The sinking of the Titanic is usually blamed on that careless, horrible Captain Smith and the greedy capitalist shipowner who didn’t want the expense or inconvenience or clutter of enough lifeboats. Rarely discussed is the role of the regulators in the tragedy.
Chris Berg points out in his Wall Street Journal article a year ago, The Real Reason for the Tragedy of the Titanic, that the regulators, the British Board of Trade, required all boats over 10,000 metric tons to have 16 lifeboats. It didn’t matter how many passengers were on board. Just put 16 lifeboats on.
Was the Titanic in compliance? Yes.
Yet the Titanic was fully compliant with all marine laws. The British Board of Trade required all vessels above 10,000 metric tonnes (11,023 U.S. tons) to carry 16 lifeboats. The White Star Line ensured that the Titanic exceeded the requirements by four boats. But the ship was 46,328 tonnes. The Board of Trade hadn’t updated its regulations for nearly 20 years.
The operating concept was that only enough lifeboats were necessary to transfer passengers to other ships that would be passing by soon. As the article points out, if the Titanic had taken as long to sink as the previous disaster in 1909, which was 36 hours from damage to sinking, then all of the passengers could have been transferred to seven other ships that would have passed by within a reasonable time.

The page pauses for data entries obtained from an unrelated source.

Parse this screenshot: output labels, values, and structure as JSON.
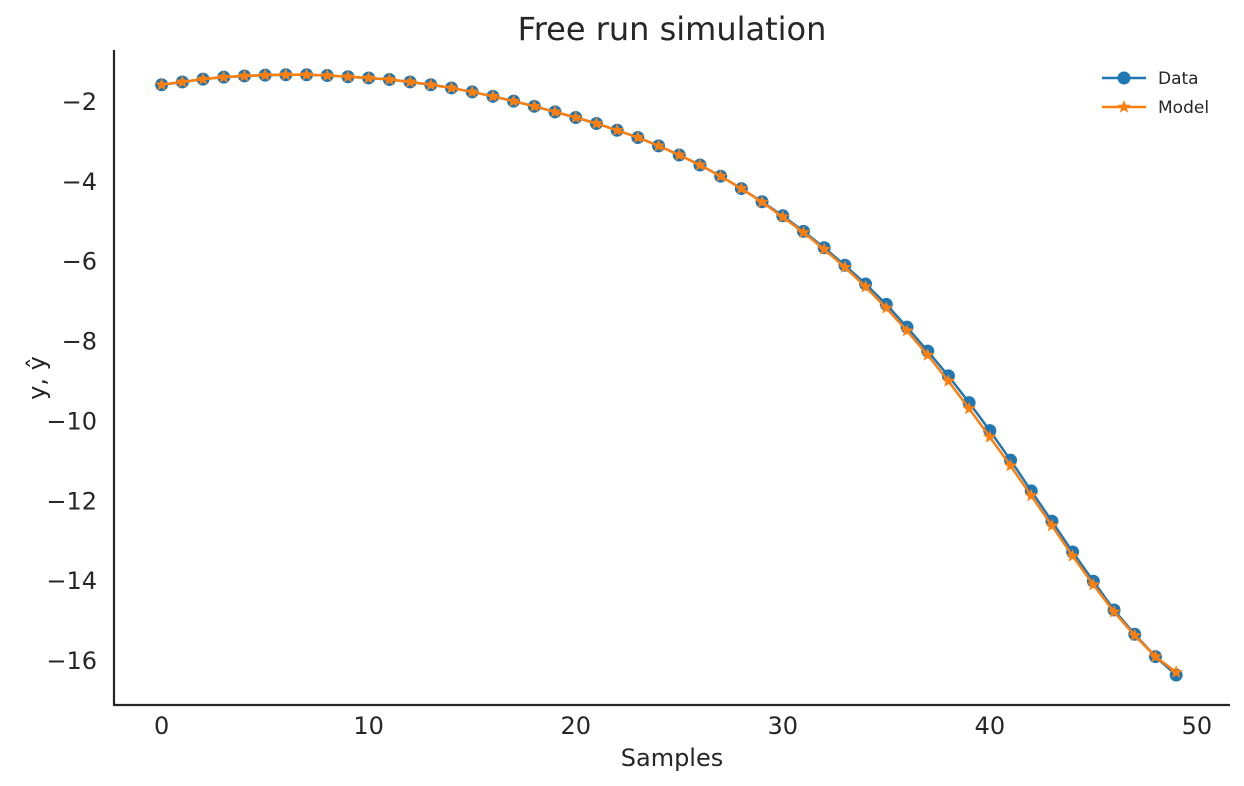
{
  "chart_data": {
    "type": "line",
    "title": "Free run simulation",
    "xlabel": "Samples",
    "ylabel": "y, ŷ",
    "xlim": [
      -2.3,
      51.6
    ],
    "ylim": [
      -17.1,
      -0.7
    ],
    "xticks": [
      0,
      10,
      20,
      30,
      40,
      50
    ],
    "yticks": [
      -2,
      -4,
      -6,
      -8,
      -10,
      -12,
      -14,
      -16
    ],
    "xtick_labels": [
      "0",
      "10",
      "20",
      "30",
      "40",
      "50"
    ],
    "ytick_labels": [
      "−2",
      "−4",
      "−6",
      "−8",
      "−10",
      "−12",
      "−14",
      "−16"
    ],
    "grid": false,
    "legend_position": "top-right",
    "x": [
      0,
      1,
      2,
      3,
      4,
      5,
      6,
      7,
      8,
      9,
      10,
      11,
      12,
      13,
      14,
      15,
      16,
      17,
      18,
      19,
      20,
      21,
      22,
      23,
      24,
      25,
      26,
      27,
      28,
      29,
      30,
      31,
      32,
      33,
      34,
      35,
      36,
      37,
      38,
      39,
      40,
      41,
      42,
      43,
      44,
      45,
      46,
      47,
      48,
      49
    ],
    "series": [
      {
        "name": "Data",
        "color": "#1f77b4",
        "marker": "circle",
        "values": [
          -1.57,
          -1.5,
          -1.43,
          -1.38,
          -1.35,
          -1.33,
          -1.32,
          -1.32,
          -1.34,
          -1.37,
          -1.4,
          -1.44,
          -1.5,
          -1.57,
          -1.65,
          -1.75,
          -1.86,
          -1.98,
          -2.11,
          -2.25,
          -2.39,
          -2.54,
          -2.71,
          -2.89,
          -3.1,
          -3.33,
          -3.58,
          -3.86,
          -4.17,
          -4.5,
          -4.85,
          -5.24,
          -5.65,
          -6.09,
          -6.56,
          -7.07,
          -7.64,
          -8.24,
          -8.86,
          -9.53,
          -10.23,
          -10.97,
          -11.74,
          -12.5,
          -13.27,
          -14.0,
          -14.72,
          -15.33,
          -15.89,
          -16.35
        ]
      },
      {
        "name": "Model",
        "color": "#ff7f0e",
        "marker": "star",
        "values": [
          -1.57,
          -1.5,
          -1.43,
          -1.38,
          -1.35,
          -1.33,
          -1.32,
          -1.32,
          -1.34,
          -1.37,
          -1.4,
          -1.44,
          -1.5,
          -1.57,
          -1.65,
          -1.75,
          -1.86,
          -1.98,
          -2.11,
          -2.25,
          -2.39,
          -2.54,
          -2.71,
          -2.89,
          -3.1,
          -3.33,
          -3.58,
          -3.86,
          -4.17,
          -4.51,
          -4.88,
          -5.27,
          -5.69,
          -6.14,
          -6.63,
          -7.16,
          -7.73,
          -8.34,
          -8.99,
          -9.68,
          -10.39,
          -11.11,
          -11.86,
          -12.61,
          -13.37,
          -14.09,
          -14.77,
          -15.36,
          -15.89,
          -16.28
        ]
      }
    ]
  }
}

But the regulators hadn’t updated their thinking or boat count in 20 years.
So when the White Star staff presented their plans to the Board of Trade for comment, they didn’t require any changes. And if the regulators have created requirements and demand compliance, then that is enough, right?
Here’s the conclusion:
At the accident’s core is this reality: British regulators assumed responsibility for lifeboat numbers and then botched that responsibility. With a close reading of the evidence, it is hard not to see the Titanic disaster as a tragic example of government failure.
There is a direct lesson for today regarding attitudes and actions of regulators.
This is a distressingly common problem. Governments find it easy to implement regulations but tedious to maintain existing ones—politicians gain little political benefit from updating old laws, only from introducing new laws.
The danger of those subject to regulation is to consider that the regulator knows enough to correctly assess risks and then accept those rules as sufficient.
And regulated entities tend to comply with the specifics of the regulations, not with the goal of the regulations themselves. All too often, once government takes over, what was private risk management becomes regulatory compliance.
The danger? Merely complying with the requirement, instead of making an independent, private risk assessment of what is needed.
The tragic irony is that if the regulators did not have a bright line requirement, then ship builders would have been forced to figure out how many lifeboats were needed as each ship was designed.